$24.5 million verdict after oxytocin, then uterine rupture
A 37-YEAR-OLD WOMAN in labor was administered oxytocin. Her uterus ruptured, and oxytocin was continued for another 3 minutes. In an emergency C-section, the baby was found to be half-extruded from the uterus into the abdominal cavity. He was born asphyxiated; his Apgar scores were low; and umbilical artery blood gas indicated hypoxia and metabolic acidosis. He was diagnosed with cerebral palsy and requires a feeding tube.
- PATIENT’S CLAIM The nurses were negligent for not contacting a physician and for continuing oxytocin.
- DOCTOR’S DEFENSE There was no negligence.
- VERDICT $24,554,880 Illinois bench verdict.
ObGyn follows fetal distress remotely—child born with CP
WHEN A PREGNANT WOMAN presented at the hospital, both she and her fetus were found to be healthy with no complications. About 4½ hours later, the fetal monitor indicated decelerations of the fetal heart rate, and the ObGyn was notified. After another 1½ hours, it had increased without returning to baseline, and the decelerations became more frequent, severe, and prolonged, with coupling of contractions. These changes were relayed to the ObGyn, who then reviewed the monitoring strips with the nurse and ordered oxytocin to be started. Increasing heart rate and decelerations continued over the next hour. The depressed heart rate then was slow to return to baseline, and the fetal tracings began to flatten. Again the strips were reviewed by the nurses and physician. After 3 more hours, the ObGyn was informed of the continuing signs of fetal distress—the patient was 8 cm dilated and labor had shown no progress in the previous 2 hours. The ObGyn ordered increased oxytocin. After 45 minutes, the mother was dilated 9 cm and was told to start pushing. When she pushed, fetal decelerations decreased to as low as 60 bpm during contractions. Again the ObGyn was informed of persistent ominous signs of fetal distress. Without assessing the patient, he asked to be told when the baby began to crown—and then went to take a nap. Nearly 2 hours later, informed of a lack of progress and continued decelerations, he reviewed the strips and ordered increased oxytocin. Within 2 hours, the baby was born. She was covered with meconium and had Apgar scores of 2, 3, and 4 at 1, 5, and 10 minutes. She was limp, gray, and not breathing, and cord gases indicated acute severe metabolic and respiratory acidosis. The infant was taken to the NICU with multiple problems, including no primary reflexes, seizure disorder, and cerebral edema. She was diagnosed with cerebral palsy with right hemiplegia, chronic head pain, memory deficits, motor dysfunction, and many other deficits.

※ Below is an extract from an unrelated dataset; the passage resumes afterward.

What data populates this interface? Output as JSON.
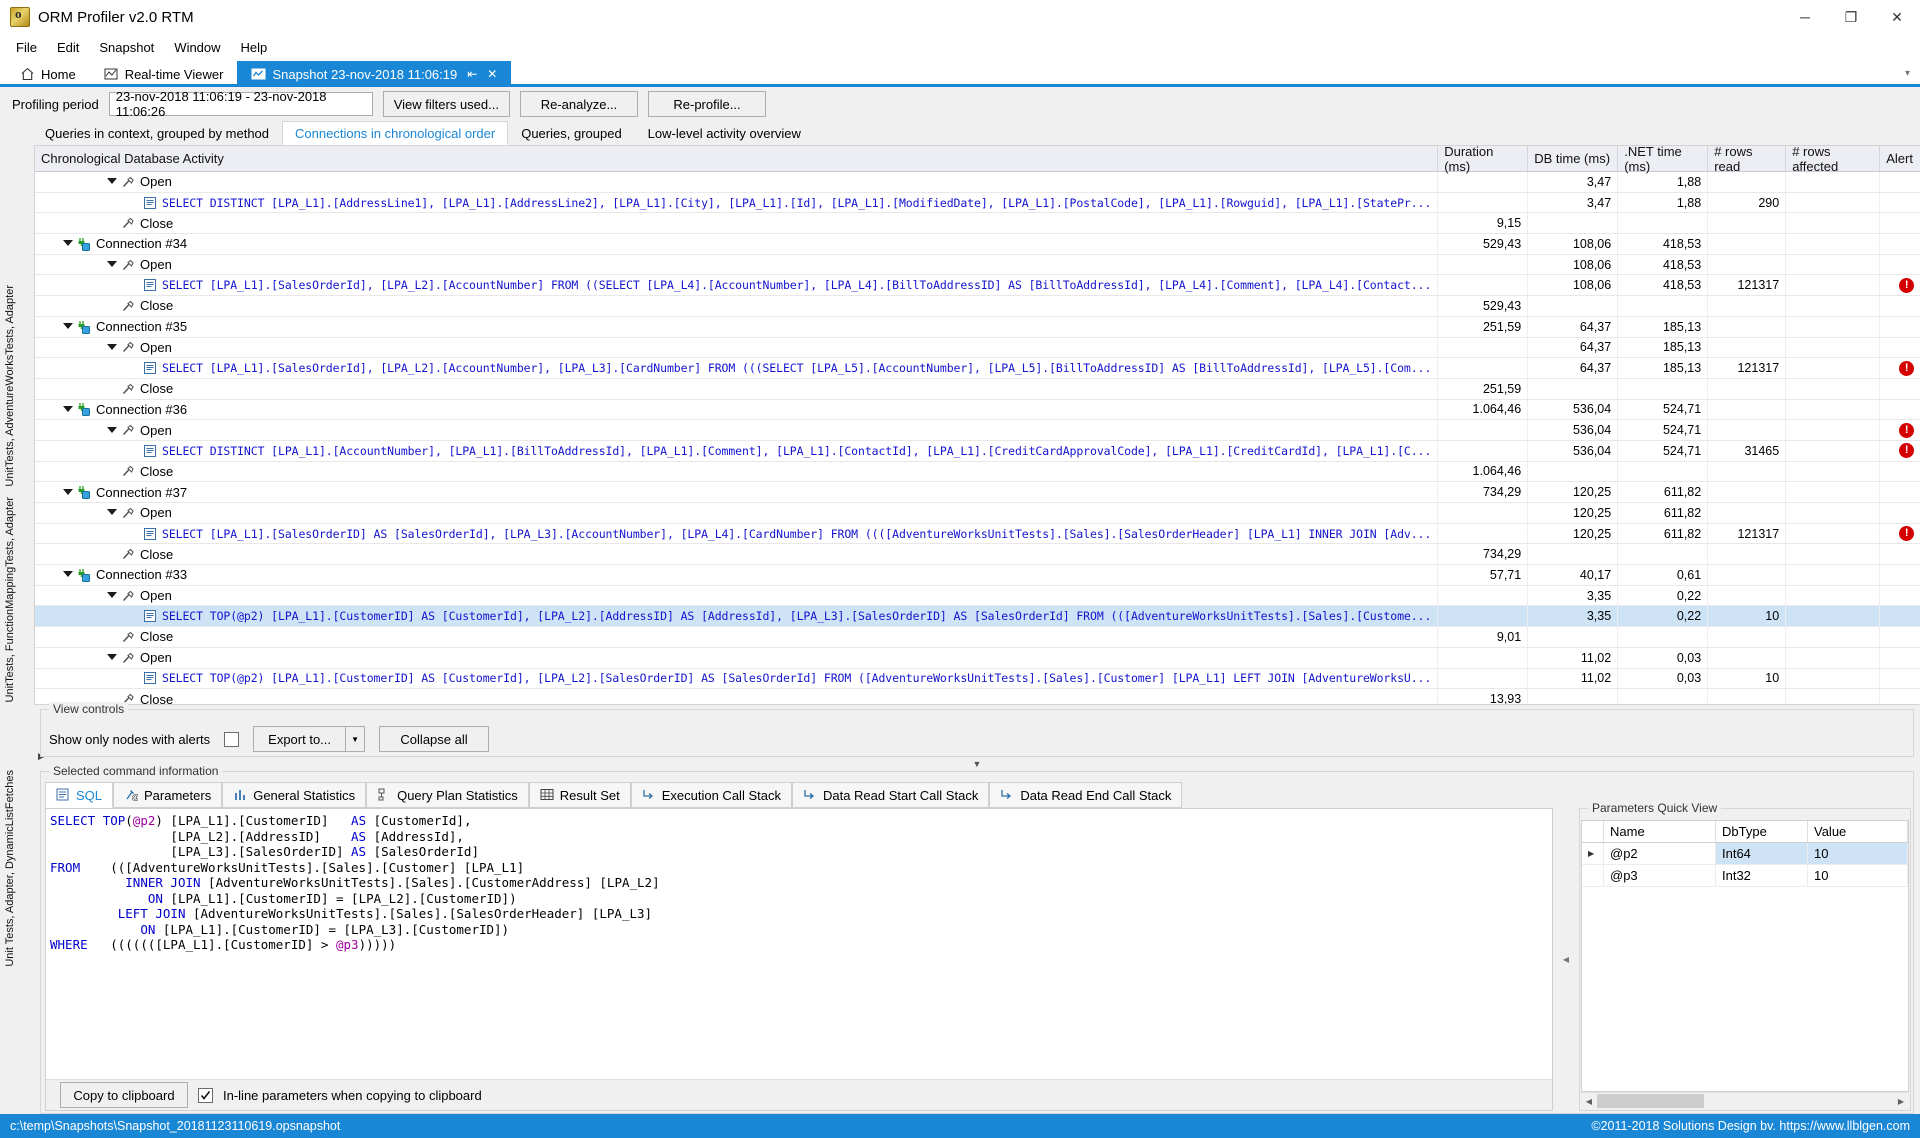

- PATIENT’S CLAIM Not reported.
- DOCTOR’S DEFENSE Not reported.
- VERDICT $3.45 million California settlement: $1 million from the ObGyn; and $2.45 million from the hospital.
Midwife has turn, then MD finishes difficult delivery
DELIVERY OF AN INFANT at term was performed by a physician who used forceps to assist. The child suffered brain damage and died.
- PATIENT’S CLAIM The physician failed to deliver the child in a timely manner, which led to brain damage and death.
- DOCTOR’S DEFENSE Labor was managed primarily by a midwife. The physician responded immediately when called and used appropriate emergency measures to deliver the child as quickly as possible.
- VERDICT $1.5 million settlement with the hospital before trial; Illinois defense verdict for the physician.
Embolism after C-section causes death
A 38-YEAR-OLD WOMAN pregnant with her second child had a C-section and tubal ligation performed by her ObGyn. She developed a pulmonary embolism a few days later and died.
- PATIENT’S CLAIM The patient’s age and weight were risk factors for pulmonary embolism, and she was immobilized for over 72 hours following surgery, which also increased the risk. The defendants took no steps to prevent a pulmonary embolism.
- DOCTOR’S DEFENSE There was no negligence.
- VERDICT Ohio defense verdict.
Surgery for pelvic pain and cyst leads to … more surgery
A SONOGRAM REVEALED an ovarian cyst in a woman, in her mid-40s, who was experiencing pelvic pain. Her physician recommended and performed surgery to find the source of the pain, as well as to possibly remove the cyst and ovaries. Following surgery, the woman was diagnosed with a colon perforation. A colostomy and two further surgeries were necessary. In addition, the patient suffered a bowel obstruction, colovaginal fistula, and scarring.
- PATIENT’S CLAIM The original surgery was unnecessary, and the colon perforation was negligent.
- DOCTOR’S DEFENSE Surgery was necessary to determine and treat the cause of the pain. Perforation of the colon did not occur during surgery, but resulted from the patient’s diverticulitis.
- VERDICT A $3,497,000 Maryland verdict was returned; however, this was reduced to $702,000 pursuant to the state cap for noneconomic damages.